Bush aide quits over plagiarism
The White House official serving as President Bush’s liaison to conservative groups resigned Friday after it was disclosed that a newspaper column he wrote contained material lifted without attribution from a student publication.
The aide, Timothy S. Goeglein, has worked at the White House since 2001, most recently as special assistant to the president and deputy director of the Office of Public Liaison.
White House Press Secretary Dana Perino said in a written statement that Bush was “disappointed” about Goeglein’s plagiarism and “saddened” for him and his family.
Goeglein, 44, was accused Friday of using material from the Dartmouth Review -- an independent student publication for which a number of leading conservative writers have worked -- in columns he wrote, without White House sanction, for the News-Sentinel of his native Fort Wayne, Ind.
The News-Sentinel reported on its website that Goeglein had admitted that portions of a column about education that appeared under his name in Thursday’s paper “were used from another source without attribution.”
The newspaper said that 20 of 38 columns Goeglein had written for it from 2000 to 2008 “have been found to have portions copied from other sources without attribution.”
It said he had submitted guest columns, for which he was not paid, for more than 20 years, and that the paper was checking his earlier essays. In a statement on the News-Sentinel’s website, Editor Kerry Hubartt said: “We will not publish writings by Goeglein in the future.”
Goeglein first went to work for Bush as an aide during 2000 presidential campaign. He was enlisted by Karl Rove, the top political advisor to the then-governor of Texas.
In the White House, Goeglein continued to work for Rove, who left the White House staff last year. Goeglein’s most recent position involved reaching out to the president’s conservative allies, mainly economic and religious groups, as the White House sought to build support for Bush’s programs.
His guest columns in the News-Sentinel were not written with the sanction of the administration, although he was identified as a White House official.
Emily Lawrimore, a White House spokeswoman, said the press office did not know that he was writing the essays. She added that Goeglein has said that earlier in the administration, he had notified someone in the office of his submissions.
The similarities between his work and that in the Dartmouth publication were disclosed by a blogger, Nancy Nall, a former News-Sentinel columnist. On Friday, she posted several examples, including this one:
From Goeglein’s most recent column: “A notable professor of philosophy at Dartmouth College in the last century, Eugene Rosenstock-Hussey, expressed the matter succinctly. His wisdom is not only profound but also worth pondering in this new century. He said, ‘The goal of education is to form the Citizen. And the Citizen is a person who, if need be, can re-found his civilization.’
“He meant that, I think, in quite a large sense. He did not mean that you had to master all the specialties you can think of, but rather to be an educated man or woman, you needed to be familiar with the large and indispensable components of our civilization.”

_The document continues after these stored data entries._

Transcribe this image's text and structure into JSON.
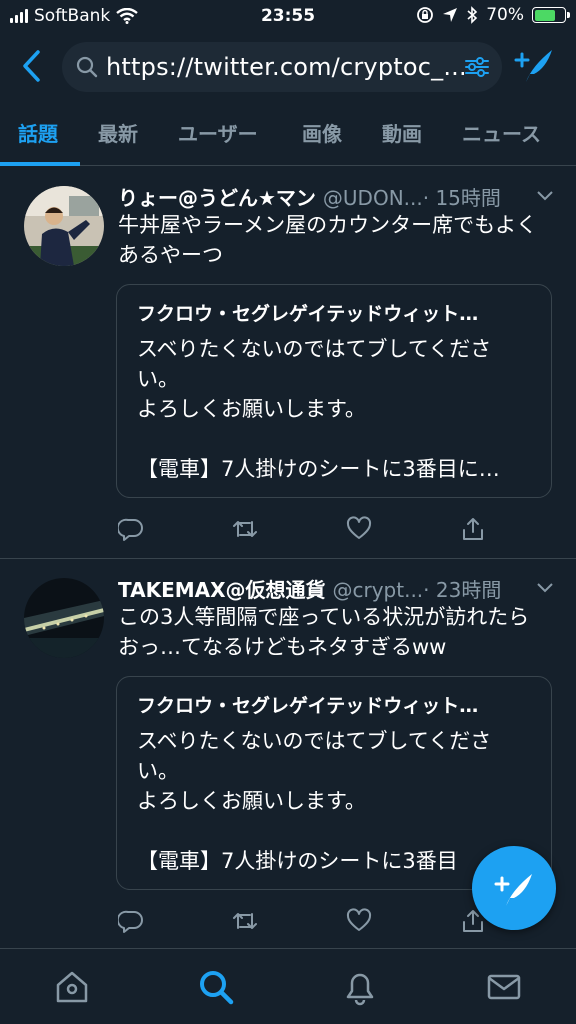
{
  "status_bar": {
    "carrier": "SoftBank",
    "time": "23:55",
    "battery": "70%",
    "battery_level": 0.7
  },
  "search": {
    "url": "https://twitter.com/cryptoc_..."
  },
  "tabs": [
    {
      "label": "話題",
      "active": true
    },
    {
      "label": "最新",
      "active": false
    },
    {
      "label": "ユーザー",
      "active": false
    },
    {
      "label": "画像",
      "active": false
    },
    {
      "label": "動画",
      "active": false
    },
    {
      "label": "ニュース",
      "active": false
    }
  ],
  "tweets": [
    {
      "name": "りょー@うどん★マン",
      "handle": "@UDON...",
      "time": "· 15時間",
      "text": "牛丼屋やラーメン屋のカウンター席でもよくあるやーつ",
      "quote": {
        "name": "フクロウ・セグレゲイテッドウィット…",
        "text": "スベりたくないのではてブしてください。\nよろしくお願いします。\n\n【電車】7人掛けのシートに3番目に…"
      }
    },
    {
      "name": "TAKEMAX@仮想通貨",
      "handle": "@crypt...",
      "time": "· 23時間",
      "text": "この3人等間隔で座っている状況が訪れたらおっ…てなるけどもネタすぎるww",
      "quote": {
        "name": "フクロウ・セグレゲイテッドウィット…",
        "text": "スベりたくないのではてブしてください。\nよろしくお願いします。\n\n【電車】7人掛けのシートに3番目"
      }
    }
  ],
  "colors": {
    "background": "#15202b",
    "accent": "#1da1f2",
    "secondary_text": "#8899a6",
    "border": "#38444d"
  },
  "icons": {
    "back": "chevron-left-icon",
    "search": "search-icon",
    "filter": "sliders-icon",
    "compose": "compose-tweet-icon",
    "reply": "reply-icon",
    "retweet": "retweet-icon",
    "like": "heart-icon",
    "share": "share-icon",
    "home": "home-icon",
    "explore": "search-icon",
    "notifications": "bell-icon",
    "messages": "mail-icon"
  }
}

From the Dartmouth Review, in an article by Jeffrey Hart, which Nall said was published in 1998: “A notable Professor of Philosophy at Dartmouth, Eugene Rosenstock-Hussey often expressed the matter succinctly. ‘The goal of education,’ he would say, ‘is to form the Citizen. And the Citizen is a person who, if need be, can re-found his civilization.’
“He meant that in quite large a sense. He did not mean that you had to master all the specialties you can think of.
“He meant that you need to be familiar with the large and indispensable components of your -- this -- civilization.”
Goeglein did not return a call to his office for comment.
Perino said that Goeglein “accepted responsibility for the columns published under his name in his local newspaper, and has apologized for not upholding the standards expected by the president.”
She said Bush, who left at midday to spend the weekend at his ranch near Crawford, Texas, “has long appreciated Tim’s service, and he knows him to be a good person who is committed to his country.”
Perino said Goeglein helped the White House establish its office that works with faith-based and community groups, as well as the unit that oversees Bush’s emergency plan for AIDS relief. He also was part of the administration teams that guided the Senate confirmations of John G. Roberts Jr. as Supreme Court chief justice and of Samuel A. Alito Jr. as a justice on the court.
Goeglein previously worked for former Sen. Dan Coats (R-Ind.) and in the office of Vice President Dan Quayle.